AI technologies are evolving rapidly, and no one can predict what the landscape will look like in three years. Leasing infrastructure allows organizations to adapt, upgrade, or pivot as business needs change. Owning large amounts of rapidly depreciating technology can leave companies stuck with outdated assets that no longer align with their strategy.

Leaders must also account for the full lifecycle cost of AI infrastructure. Equipment refresh, secure data wiping, asset disposition, and compliance requirements all carry operational and financial burdens. When organizations own the equipment outright, those responsibilities and costs fall entirely on them, and they can be significant.

The most important priority for IT leaders right now is developing a strategy that enables AI adoption with the least possible upfront cost, and which offers maximum flexibility. AI initiatives can be capital intensive, and if organizations commit the bulk of their budget to a single large purchase, they risk not having the funding for other critical projects.

Instead of paying cash and quickly exhausting a $10 or $50 million IT budget, leaders should think of IT leasing as a budget multiplier. For example, rather than spending $10 million upfront, that same capital can be allocated toward predictable monthly lease payments. By doing so, organizations can realize greater total project value while preserving liquidity and maintaining momentum across the broader IT roadmap.

“Instead of paying cash and quickly exhausting a $10 or $50 million IT budget, leaders should think of IT leasing as a budget multiplier.”

That powerful advice from Frank Sommers fundamentally shifts how we should think about enterprise AI strategy. As we discussed, the operational and financial burdens of equipment refresh, secure data wiping, and asset disposition can be significant when organizations own their equipment outright. By treating AI as an operating expense, IT leaders can maintain the flexibility to adapt and upgrade as business needs change.

A huge thank you to Frank for sharing his deep expertise in IT lifecycle management and enterprise procurement. For IT leaders planning large-scale AI adoption in 2026 and beyond, prioritizing maximum flexibility and the lowest possible upfront costs is clearly the winning playbook.

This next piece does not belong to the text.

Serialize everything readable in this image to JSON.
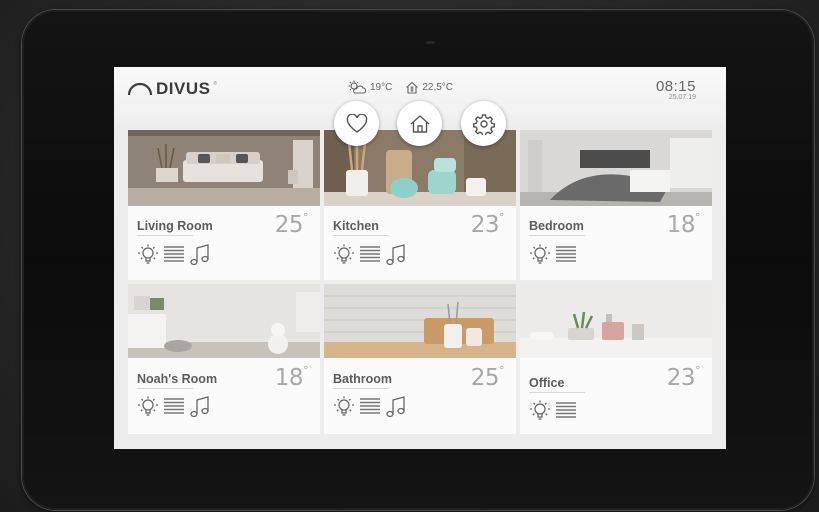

Frank Sommers brings 30 years of experience in the IT leasing industry, working closely with global enterprise organizations to help them modernize infrastructure while preserving capital and accelerating technology adoption. Known for consistently exceeding sales targets, Frank has also developed and led numerous successful vendor financing programs in partnership with major resellers, creating flexible acquisition models that support complex IT environments. His deep expertise in IT lifecycle management, financing strategies, and enterprise procurement has made him a trusted advisor across the industry. A former collegiate soccer player at Cal Poly San Luis Obispo, Frank brings the same competitiveness and teamwork to every client relationship.